I love the energy levels required for performing as a drummer. Being the rhythmic pulse is something else I always get off on & I have always loved the challenges I’ve faced when playing different styles of music. Infact, that’s one of my favourite things about playing drums.

-What is the worst thing to happen to you during a show?
This is an easy one. When I was playing in my first band at a local gig I jumped up in the air in a middle of a song. As I did this I knocked the top off my rather flimsy stool leaving essentially a spike to then land on. In quick thinking I tried to stay standing using the drums to balance me. It ended with me & the drums collapsed in a heap on the floor with the whole audience laughing at me.very embarrassing.

-What do you practice and for how long?
This changes all the time. Quite a lot of my time can be taken up learning songs & the parts required for them. Recently I have been focusing on improving my double pedalling as I’ve noticed the standards for this have gone up a lot in the past few years. I also enjoy working on my jazz drumming. I find this helps a lot with technique but in a musical way. Then there are the usual independent routines & rudiments of course. I try to keep on top of it all time permitting. As for how long? This changes all the while. All I can say is, as often as possible.

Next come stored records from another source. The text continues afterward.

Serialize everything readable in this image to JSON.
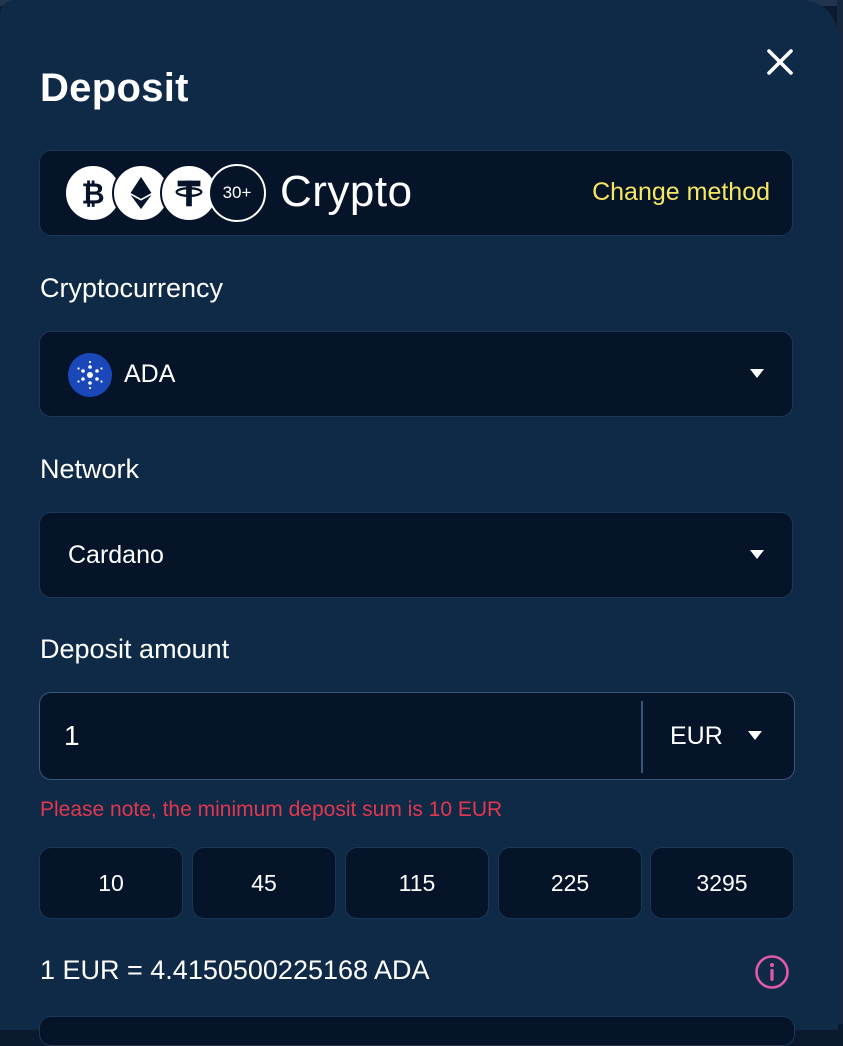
{
  "modal": {
    "title": "Deposit"
  },
  "method": {
    "name": "Crypto",
    "more_badge": "30+",
    "change_label": "Change method",
    "coin_icons": [
      "bitcoin-icon",
      "ethereum-icon",
      "tether-icon"
    ]
  },
  "cryptocurrency": {
    "label": "Cryptocurrency",
    "selected": "ADA",
    "icon": "cardano-icon"
  },
  "network": {
    "label": "Network",
    "selected": "Cardano"
  },
  "deposit": {
    "label": "Deposit amount",
    "amount": "1",
    "currency": "EUR",
    "warning": "Please note, the minimum deposit sum is 10 EUR",
    "presets": [
      "10",
      "45",
      "115",
      "225",
      "3295"
    ]
  },
  "rate": {
    "text": "1 EUR = 4.4150500225168 ADA"
  },
  "colors": {
    "background": "#0f2a47",
    "field": "#06142a",
    "accent_yellow": "#f5e663",
    "warning_red": "#e2374f",
    "info_pink": "#e05aa8"
  }
}
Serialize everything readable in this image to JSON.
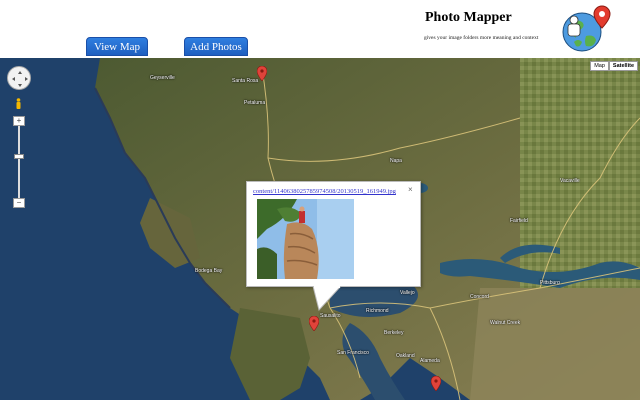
{
  "nav": {
    "view_map": "View Map",
    "add_photos": "Add Photos"
  },
  "brand": {
    "title": "Photo Mapper",
    "tagline": "gives your image folders more meaning and context",
    "logo_icon": "globe-with-map-pin-icon"
  },
  "map": {
    "map_type": {
      "map": "Map",
      "satellite": "Satellite",
      "selected": "Satellite"
    },
    "controls": {
      "zoom_in": "+",
      "zoom_out": "−",
      "pan_icon": "pan-control-icon",
      "pegman_icon": "street-view-pegman-icon"
    },
    "places": [
      "Santa Rosa",
      "Geyserville",
      "Petaluma",
      "Napa",
      "Vallejo",
      "Richmond",
      "Berkeley",
      "Oakland",
      "San Francisco",
      "Sausalito",
      "Concord",
      "Fairfield",
      "Vacaville",
      "Bodega Bay",
      "Alameda",
      "Walnut Creek",
      "Pittsburg"
    ],
    "marker_color": "#e0433a"
  },
  "popup": {
    "link": "content/1140638025785974508/20130519_161949.jpg",
    "close": "×",
    "photo_icon": "photo-thumbnail-icon"
  },
  "colors": {
    "button": "#2f7fe0",
    "ocean": "#1e3f66",
    "land": "#5c6b3c",
    "link": "#3333cc"
  }
}
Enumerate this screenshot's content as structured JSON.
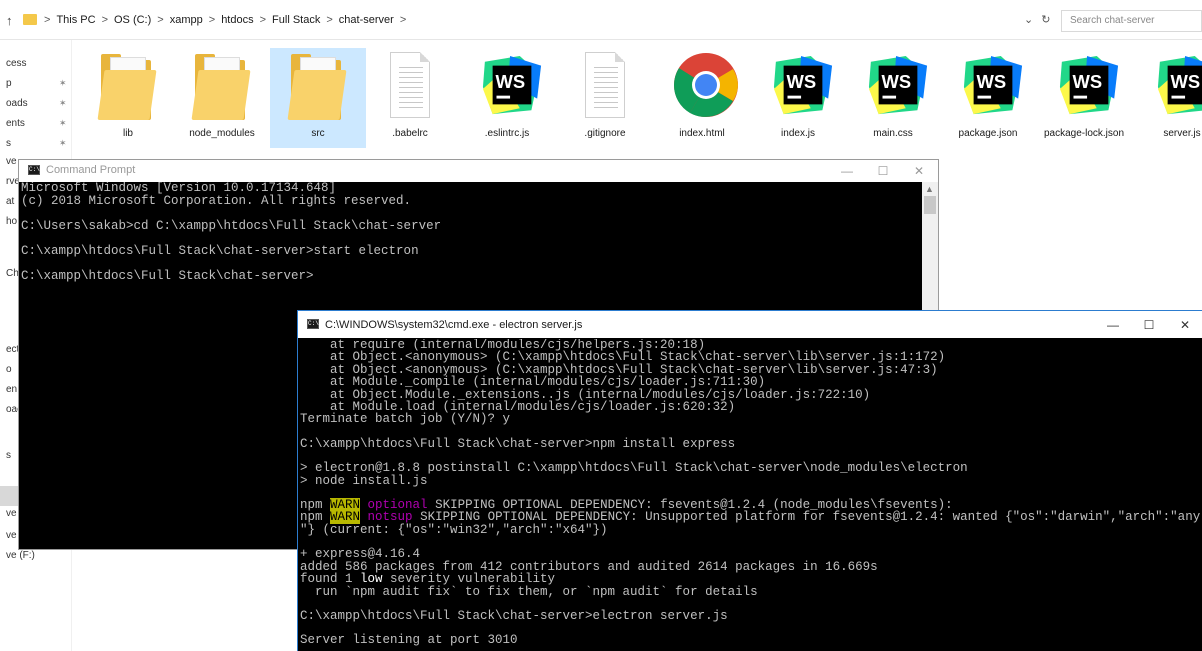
{
  "explorer": {
    "breadcrumb": [
      ">",
      "This PC",
      ">",
      "OS (C:)",
      ">",
      "xampp",
      ">",
      "htdocs",
      ">",
      "Full Stack",
      ">",
      "chat-server",
      ">"
    ],
    "search_placeholder": "Search chat-server",
    "nav_up_icon": "up-arrow-icon",
    "refresh_icon": "refresh-icon",
    "nav_items": [
      {
        "label": "cess",
        "pinned": false
      },
      {
        "label": "p",
        "pinned": true
      },
      {
        "label": "oads",
        "pinned": true
      },
      {
        "label": "ents",
        "pinned": true
      },
      {
        "label": "s",
        "pinned": true
      },
      {
        "label": "ve",
        "pinned": false
      },
      {
        "label": "rve",
        "pinned": false
      },
      {
        "label": "at",
        "pinned": false
      },
      {
        "label": "ho",
        "pinned": false
      },
      {
        "label": "Ch",
        "pinned": false
      },
      {
        "label": "ect",
        "pinned": false
      },
      {
        "label": "o",
        "pinned": false
      },
      {
        "label": "en",
        "pinned": false
      },
      {
        "label": "oac",
        "pinned": false
      },
      {
        "label": "s",
        "pinned": false
      },
      {
        "label": "ve",
        "pinned": false
      },
      {
        "label": "ve",
        "pinned": false
      },
      {
        "label": "ve (F:)",
        "pinned": false
      }
    ],
    "files": [
      {
        "name": "lib",
        "type": "folder"
      },
      {
        "name": "node_modules",
        "type": "folder"
      },
      {
        "name": "src",
        "type": "folder",
        "selected": true
      },
      {
        "name": ".babelrc",
        "type": "doc"
      },
      {
        "name": ".eslintrc.js",
        "type": "webstorm"
      },
      {
        "name": ".gitignore",
        "type": "doc"
      },
      {
        "name": "index.html",
        "type": "chrome"
      },
      {
        "name": "index.js",
        "type": "webstorm"
      },
      {
        "name": "main.css",
        "type": "webstorm"
      },
      {
        "name": "package.json",
        "type": "webstorm"
      },
      {
        "name": "package-lock.json",
        "type": "webstorm"
      },
      {
        "name": "server.js",
        "type": "webstorm"
      }
    ]
  },
  "cmd_window_1": {
    "title": "Command Prompt",
    "lines": [
      "Microsoft Windows [Version 10.0.17134.648]",
      "(c) 2018 Microsoft Corporation. All rights reserved.",
      "",
      "C:\\Users\\sakab>cd C:\\xampp\\htdocs\\Full Stack\\chat-server",
      "",
      "C:\\xampp\\htdocs\\Full Stack\\chat-server>start electron",
      "",
      "C:\\xampp\\htdocs\\Full Stack\\chat-server>"
    ]
  },
  "cmd_window_2": {
    "title": "C:\\WINDOWS\\system32\\cmd.exe - electron  server.js",
    "lines": [
      "    at require (internal/modules/cjs/helpers.js:20:18)",
      "    at Object.<anonymous> (C:\\xampp\\htdocs\\Full Stack\\chat-server\\lib\\server.js:1:172)",
      "    at Object.<anonymous> (C:\\xampp\\htdocs\\Full Stack\\chat-server\\lib\\server.js:47:3)",
      "    at Module._compile (internal/modules/cjs/loader.js:711:30)",
      "    at Object.Module._extensions..js (internal/modules/cjs/loader.js:722:10)",
      "    at Module.load (internal/modules/cjs/loader.js:620:32)",
      "Terminate batch job (Y/N)? y",
      "",
      "C:\\xampp\\htdocs\\Full Stack\\chat-server>npm install express",
      "",
      "> electron@1.8.8 postinstall C:\\xampp\\htdocs\\Full Stack\\chat-server\\node_modules\\electron",
      "> node install.js",
      "",
      "npm WARN optional SKIPPING OPTIONAL DEPENDENCY: fsevents@1.2.4 (node_modules\\fsevents):",
      "npm WARN notsup SKIPPING OPTIONAL DEPENDENCY: Unsupported platform for fsevents@1.2.4: wanted {\"os\":\"darwin\",\"arch\":\"any",
      "\"} (current: {\"os\":\"win32\",\"arch\":\"x64\"})",
      "",
      "+ express@4.16.4",
      "added 586 packages from 412 contributors and audited 2614 packages in 16.669s",
      "found 1 low severity vulnerability",
      "  run `npm audit fix` to fix them, or `npm audit` for details",
      "",
      "C:\\xampp\\htdocs\\Full Stack\\chat-server>electron server.js",
      "",
      "Server listening at port 3010"
    ]
  },
  "colors": {
    "warn_bg": "#b8b800",
    "optional_fg": "#b000b0",
    "console_fg": "#c0c0c0",
    "selected_file_bg": "#cce8ff",
    "active_border": "#2c7ccf"
  }
}
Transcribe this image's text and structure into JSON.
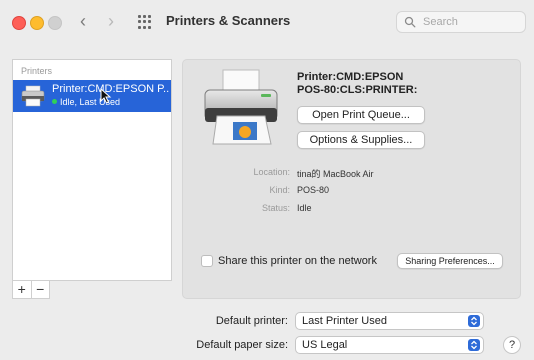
{
  "window": {
    "title": "Printers & Scanners",
    "search_placeholder": "Search"
  },
  "printers": {
    "header": "Printers",
    "items": [
      {
        "name": "Printer:CMD:EPSON P...",
        "status": "Idle, Last Used",
        "status_color": "#30d158",
        "selected": true
      }
    ],
    "add_label": "+",
    "remove_label": "−"
  },
  "detail": {
    "name_line1": "Printer:CMD:EPSON",
    "name_line2": "POS-80:CLS:PRINTER:",
    "open_queue_label": "Open Print Queue...",
    "options_label": "Options & Supplies...",
    "location_label": "Location:",
    "location_value": "tina的 MacBook Air",
    "kind_label": "Kind:",
    "kind_value": "POS-80",
    "status_label": "Status:",
    "status_value": "Idle",
    "share_label": "Share this printer on the network",
    "share_checked": false,
    "sharing_prefs_label": "Sharing Preferences..."
  },
  "footer": {
    "default_printer_label": "Default printer:",
    "default_printer_value": "Last Printer Used",
    "paper_size_label": "Default paper size:",
    "paper_size_value": "US Legal",
    "help_label": "?"
  },
  "colors": {
    "accent": "#2764d8",
    "close": "#fe5f57",
    "minimize": "#febc2e",
    "zoom_disabled": "#d0d0d0"
  }
}
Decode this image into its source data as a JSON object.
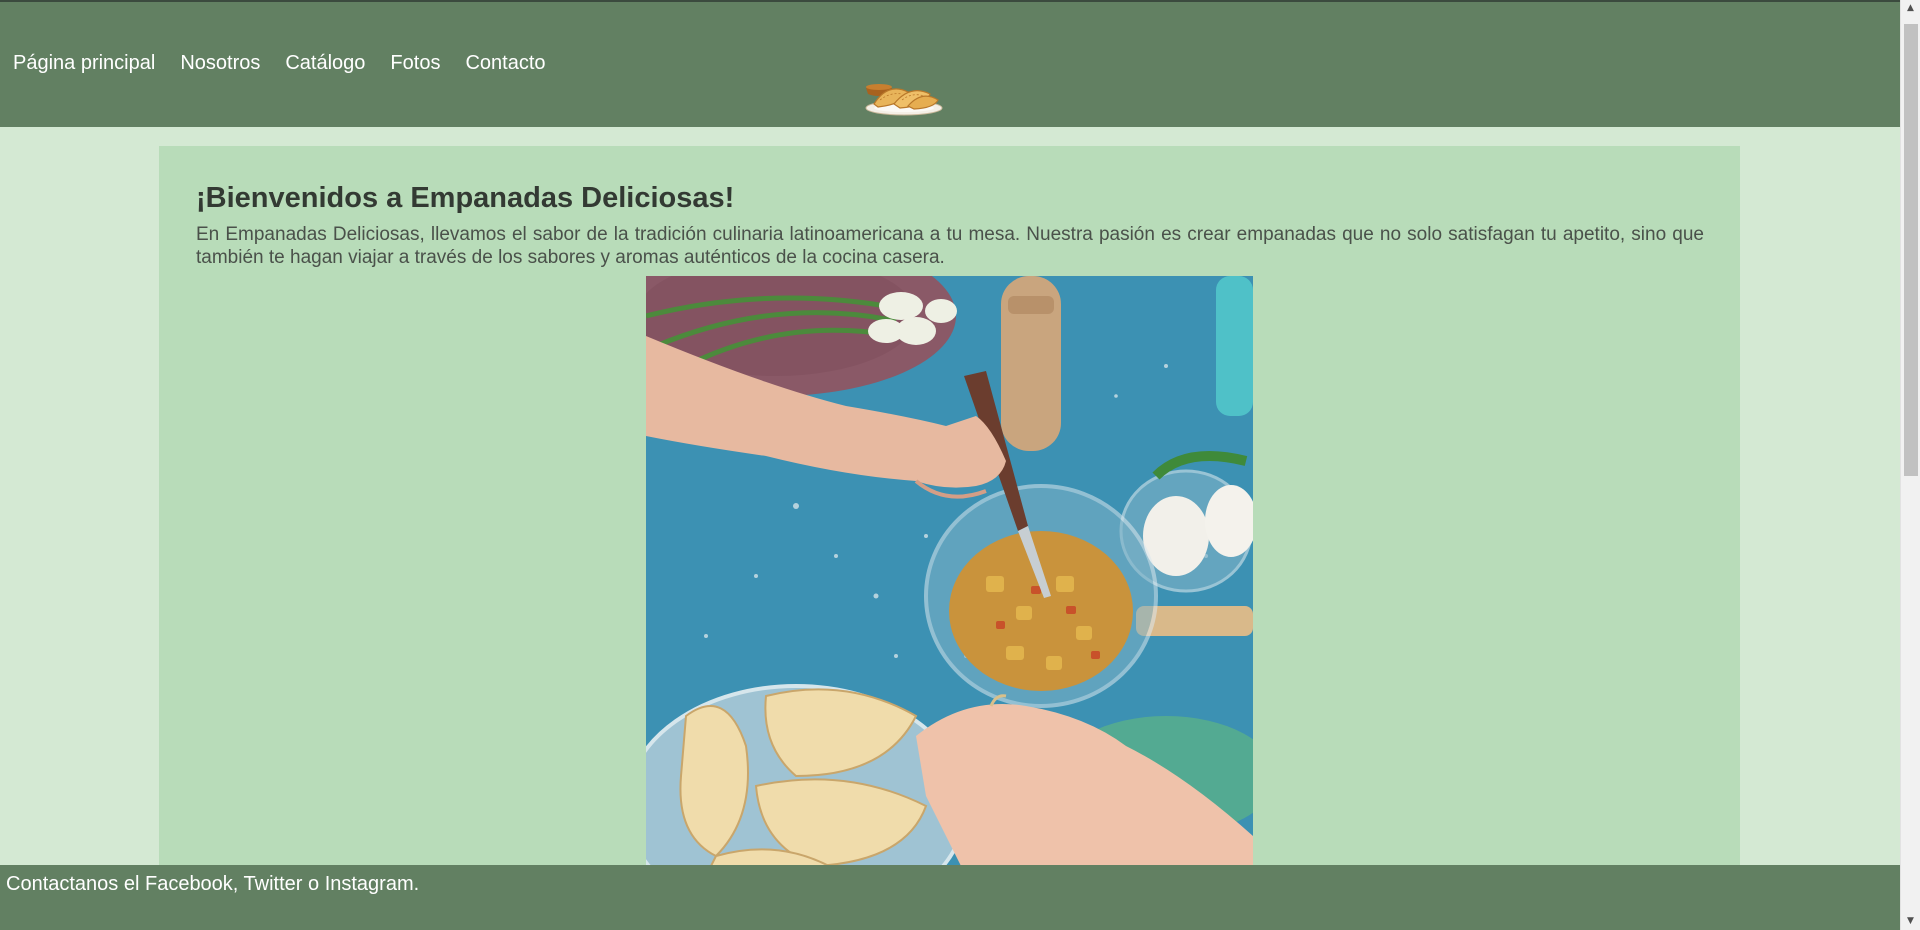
{
  "nav": {
    "items": [
      {
        "label": "Página principal"
      },
      {
        "label": "Nosotros"
      },
      {
        "label": "Catálogo"
      },
      {
        "label": "Fotos"
      },
      {
        "label": "Contacto"
      }
    ],
    "logo_icon": "empanadas-plate-icon"
  },
  "main": {
    "title": "¡Bienvenidos a Empanadas Deliciosas!",
    "intro": "En Empanadas Deliciosas, llevamos el sabor de la tradición culinaria latinoamericana a tu mesa. Nuestra pasión es crear empanadas que no solo satisfagan tu apetito, sino que también te hagan viajar a través de los sabores y aromas auténticos de la cocina casera."
  },
  "footer": {
    "text": "Contactanos el Facebook, Twitter o Instagram."
  },
  "colors": {
    "navbar": "#628062",
    "page_background": "#d4e9d3",
    "content_background": "#b8dcb9",
    "title_text": "#333a33",
    "footer": "#628062"
  }
}
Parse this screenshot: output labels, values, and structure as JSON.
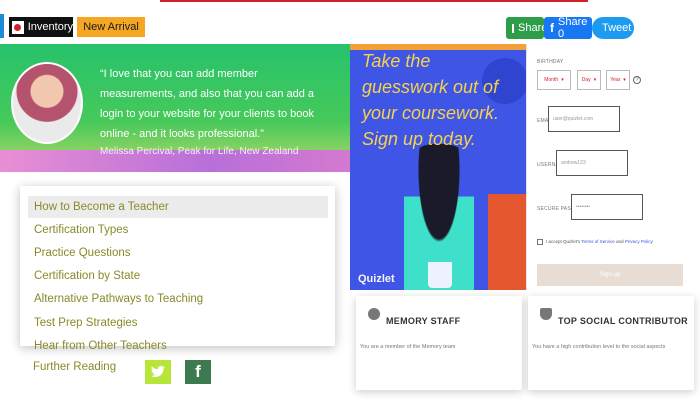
{
  "topbar": {
    "tab_inventory": "Inventory",
    "tab_new_arrival": "New Arrival",
    "share_mail_label": "Share",
    "share_facebook_label": "Share 0",
    "share_twitter_label": "Tweet"
  },
  "testimonial": {
    "quote": "“I love that you can add member measurements, and also that you can add a login to your website for your clients to book online - and it looks professional.”",
    "author": "Melissa Percival, Peak for Life, New Zealand"
  },
  "photo": {
    "heading": "Take the guesswork out of your coursework. Sign up today.",
    "brand": "Quizlet"
  },
  "signup_form": {
    "birthday_label": "BIRTHDAY",
    "month_value": "Month",
    "day_value": "Day",
    "year_value": "Year",
    "help_label": "?",
    "email_label": "EMAIL",
    "email_placeholder": "user@quizlet.com",
    "username_label": "USERNAME",
    "username_placeholder": "andrew123",
    "password_label": "SECURE PASSWORD",
    "password_value": "••••••••",
    "agree_prefix": "I accept Quizlet's",
    "terms_link": "Terms of Service",
    "agree_and": "and",
    "privacy_link": "Privacy Policy",
    "submit_label": "Sign up"
  },
  "menu": {
    "items": [
      {
        "label": "How to Become a Teacher"
      },
      {
        "label": "Certification Types"
      },
      {
        "label": "Practice Questions"
      },
      {
        "label": "Certification by State"
      },
      {
        "label": "Alternative Pathways to Teaching"
      },
      {
        "label": "Test Prep Strategies"
      },
      {
        "label": "Hear from Other Teachers"
      }
    ],
    "further_reading": "Further Reading"
  },
  "badges": [
    {
      "title": "MEMORY STAFF",
      "desc": "You are a member of the Memory team"
    },
    {
      "title": "TOP SOCIAL CONTRIBUTOR",
      "desc": "You have a high contribution level to the social aspects"
    }
  ],
  "colors": {
    "accent_red": "#d21f2a",
    "new_arrival_orange": "#f5a623",
    "mail_green": "#2e9d4a",
    "facebook_blue": "#1877f2",
    "twitter_blue": "#1d9bf0",
    "menu_text_olive": "#8a8a2a"
  },
  "icons": [
    "japan-flag-icon",
    "mail-icon",
    "facebook-icon",
    "twitter-icon",
    "help-icon",
    "badge-icon",
    "shield-icon"
  ]
}
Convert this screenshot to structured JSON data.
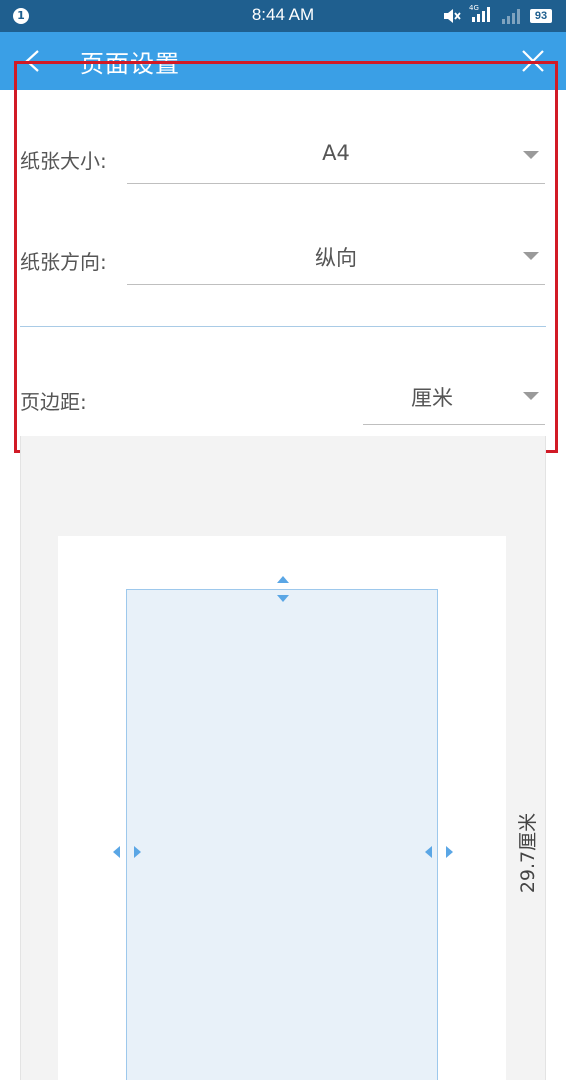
{
  "status_bar": {
    "notification_count": "1",
    "time": "8:44 AM",
    "network": "4G",
    "battery": "93"
  },
  "header": {
    "title": "页面设置"
  },
  "form": {
    "paper_size": {
      "label": "纸张大小:",
      "value": "A4"
    },
    "orientation": {
      "label": "纸张方向:",
      "value": "纵向"
    },
    "margins": {
      "label": "页边距:",
      "unit": "厘米"
    }
  },
  "preview": {
    "height_label": "29.7厘米"
  },
  "colors": {
    "status_bar": "#1f5f8f",
    "header": "#3a9fe6",
    "highlight": "#d11a26",
    "margin_handle": "#5aa6e5",
    "content_fill": "#e8f1f9"
  },
  "icons": [
    "back-arrow-icon",
    "close-icon",
    "mute-icon",
    "signal-icon",
    "battery-icon",
    "dropdown-arrow-icon",
    "margin-handle-icon"
  ]
}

-What is your best advice to a young player wanting to make it in this industry?
The usual. Work as hard as you can, not just on your playing but on networking too. This is a very important part. You want & will need people to know you exist & are available. Too many young people now think music colleges will get them work at the end of their course. These places are great for your education but do not insure you a career in music. This is down to the individual! Of course a bit of luck is involved too but the more you can help create that luck the better. Anyway, if you really love it, it shouldn’t feel like networking. Gigs, studios, rehearsal rooms should feel like the places you want to be, otherwise, why bother?

-If you had the chance to play drums for another artist who would it be?
hat would be Bad brains for sure. I’ve loved them for years.  No means no are a great band too. That would be another hot seat for me.